The Christian life is also a life of “labor” or “toil.” You may, however, be surprised in what way the Bible speaks of labor for the believer. Most Christians just assume that the Bible encourages us to “labor” for good, or to “work” by doing acts of service as in the old American hymn “Toiling On.” In reality, the Bible tells the believer to “labor” to enter His rest.

The heart that is struggling to find satisfaction in this life must come to the realization that there is ultimate and absolute emptiness in finding contentment in anything other than Jesus Christ. Jesus said, "Come unto me all ye that labor . . . and I will give you rest" (Matthew 11:28). The writer of Hebrews puts it like this, "If you will hear his voice, harden not your hearts . . . [lest you] not enter his rest" (Hebrews 3:8, 11a).

To enter Christ' rest involves a specific change within the heart. "For he that is entered into Christ’s rest , he also has ceased from his own works. Let us labor therefore to enter into His rest . . ." (Hebrews 4:11). Do you see the irony in that last verse? Let us "labor and toil" to enter His rest.
The hardest thing you will ever do as a believer in Christ (your labor), the most difficult chore you will ever take on as a follower of Christ (your toil), the toughest task every one of us will face as one who trusts in Jesus Christ (your work) is to learn how to enter His rest. You must work at it.

"Labor and toil" in the heart to gain the approval of God or man is not something the Bible commends. The only labor God accepts is that labor involved in throwing off EVERYTHING that does not lead your soul to rest in Christ. All other labor and toil is simply a search for satisfaction in life, and it is empty (vain) and leads to idolatry. When you miss out on the rest that comes from Christ, then you look to a spouse, or a boat, or a job, or a reputation, or a career, or money, or sensual pleasures, or a hobby, or religion, or prestige, or any thousands of other idols to take the place of Jesus Christ, who alone can give the soul rest.

This Labor Day weekend is a time to refocus. It is a time to labor to rest in Christ . I choose to trust nothing of my own actions for, promises to, or commitments toward God, and I believe that Christ either accomplished for me all I will ever eternally need, and He gives it to me freely, or I will never receive it at all. I am choosing this day to not sweat the spiritual stuff. I am resting in Him.
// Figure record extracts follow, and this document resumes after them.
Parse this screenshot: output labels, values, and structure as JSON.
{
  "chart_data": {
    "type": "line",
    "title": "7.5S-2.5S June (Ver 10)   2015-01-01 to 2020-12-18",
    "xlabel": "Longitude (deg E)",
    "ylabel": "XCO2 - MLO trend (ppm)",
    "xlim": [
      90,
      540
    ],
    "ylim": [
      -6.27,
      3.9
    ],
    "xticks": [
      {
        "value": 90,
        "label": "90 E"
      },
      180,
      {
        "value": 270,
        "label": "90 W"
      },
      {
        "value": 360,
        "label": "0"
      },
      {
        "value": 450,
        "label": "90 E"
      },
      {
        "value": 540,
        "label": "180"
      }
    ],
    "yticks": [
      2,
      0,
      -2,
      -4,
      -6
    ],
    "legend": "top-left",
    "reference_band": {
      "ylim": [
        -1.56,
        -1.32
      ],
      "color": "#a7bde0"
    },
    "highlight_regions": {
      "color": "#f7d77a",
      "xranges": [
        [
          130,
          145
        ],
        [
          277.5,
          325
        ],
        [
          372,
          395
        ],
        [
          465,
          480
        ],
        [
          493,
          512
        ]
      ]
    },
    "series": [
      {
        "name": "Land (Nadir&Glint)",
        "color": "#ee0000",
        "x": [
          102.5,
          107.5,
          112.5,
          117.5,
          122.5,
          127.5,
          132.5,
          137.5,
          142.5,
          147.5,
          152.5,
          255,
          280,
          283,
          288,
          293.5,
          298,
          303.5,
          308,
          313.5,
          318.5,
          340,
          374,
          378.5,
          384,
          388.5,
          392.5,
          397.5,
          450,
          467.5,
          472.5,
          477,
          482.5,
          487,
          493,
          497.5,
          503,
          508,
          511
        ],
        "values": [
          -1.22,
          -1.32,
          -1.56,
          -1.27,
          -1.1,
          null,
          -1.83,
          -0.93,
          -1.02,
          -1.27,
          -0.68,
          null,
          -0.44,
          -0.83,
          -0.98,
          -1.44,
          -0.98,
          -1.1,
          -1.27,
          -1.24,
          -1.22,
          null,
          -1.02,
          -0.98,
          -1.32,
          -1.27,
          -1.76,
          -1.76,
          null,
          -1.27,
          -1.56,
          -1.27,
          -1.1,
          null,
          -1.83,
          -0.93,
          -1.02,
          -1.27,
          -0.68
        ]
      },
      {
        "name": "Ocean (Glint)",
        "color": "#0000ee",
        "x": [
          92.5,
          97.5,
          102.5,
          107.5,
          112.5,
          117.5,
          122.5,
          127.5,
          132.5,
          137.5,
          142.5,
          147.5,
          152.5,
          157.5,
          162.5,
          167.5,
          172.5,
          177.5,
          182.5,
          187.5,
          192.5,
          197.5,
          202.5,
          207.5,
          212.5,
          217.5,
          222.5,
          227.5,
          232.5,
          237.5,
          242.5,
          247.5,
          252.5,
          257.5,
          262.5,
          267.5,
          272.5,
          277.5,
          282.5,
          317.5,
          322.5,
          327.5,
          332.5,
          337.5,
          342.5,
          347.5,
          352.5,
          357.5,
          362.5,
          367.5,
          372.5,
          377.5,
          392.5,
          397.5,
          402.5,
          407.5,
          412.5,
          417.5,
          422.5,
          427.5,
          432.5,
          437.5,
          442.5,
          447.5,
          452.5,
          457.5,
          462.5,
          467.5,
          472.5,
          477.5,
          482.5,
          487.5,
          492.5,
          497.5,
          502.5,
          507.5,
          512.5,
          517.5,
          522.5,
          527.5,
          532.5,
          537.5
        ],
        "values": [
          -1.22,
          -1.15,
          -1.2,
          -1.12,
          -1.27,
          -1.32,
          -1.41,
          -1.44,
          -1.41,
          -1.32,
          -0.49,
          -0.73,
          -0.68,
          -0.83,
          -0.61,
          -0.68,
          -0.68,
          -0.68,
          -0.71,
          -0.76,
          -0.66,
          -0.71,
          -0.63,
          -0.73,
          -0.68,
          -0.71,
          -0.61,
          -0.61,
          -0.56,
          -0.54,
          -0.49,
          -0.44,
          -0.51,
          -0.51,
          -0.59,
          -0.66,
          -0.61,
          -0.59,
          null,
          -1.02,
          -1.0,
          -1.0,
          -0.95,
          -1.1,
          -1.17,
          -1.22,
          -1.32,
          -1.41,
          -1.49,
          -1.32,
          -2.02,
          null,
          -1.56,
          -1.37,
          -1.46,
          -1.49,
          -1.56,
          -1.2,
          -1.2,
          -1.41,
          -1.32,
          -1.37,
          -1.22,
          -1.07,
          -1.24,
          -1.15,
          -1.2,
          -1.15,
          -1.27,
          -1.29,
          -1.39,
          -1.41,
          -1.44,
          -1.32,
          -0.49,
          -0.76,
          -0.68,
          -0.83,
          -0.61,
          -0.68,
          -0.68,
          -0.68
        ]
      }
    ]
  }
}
Every fiber of your naturally wicked heart will urge you to labor for God, and you are called upon by God to resist such temptation. Rest. Every brain cell that fires in your head will tell you that free grace cannot be true. God calls you to resist such thinking. Rest. Every worldly, man oriented religion will call you a heretic, and tell you will have to labor, fight and toil for God. God tells you to turn away from religion and enter a relationship with His Son. Rest.

Jesus was clear. "Come unto me all ye that are laboring and weighed down . . . and I will give you rest."

Toil this weekend against every demonic thought that calls upon you to bargain with God for His favor. Labor this weekend to suppress every thought that would lead you to proposition God ("I will do this for you God, if you will do this for me"), and simply rest that He will always do for you what is best. Work this weekend to throw off the urge to be religious by living as if God is dependent upon you for His favor to be displayed, and realize that He sings and dances with joy over the soul that rests in His Son, and showers unmerited grace upon all who have labored to TRUST HIM.

The priests in the Old Testament were commanded to wear linen. The Jewish forefathers passed down the oral tradition to their children that the priests were commanded by God to wear linen because there "was not to be a drop of sweat in the holy Presence of God."

This weekend, I don't plan to sweat. I've found my Rest.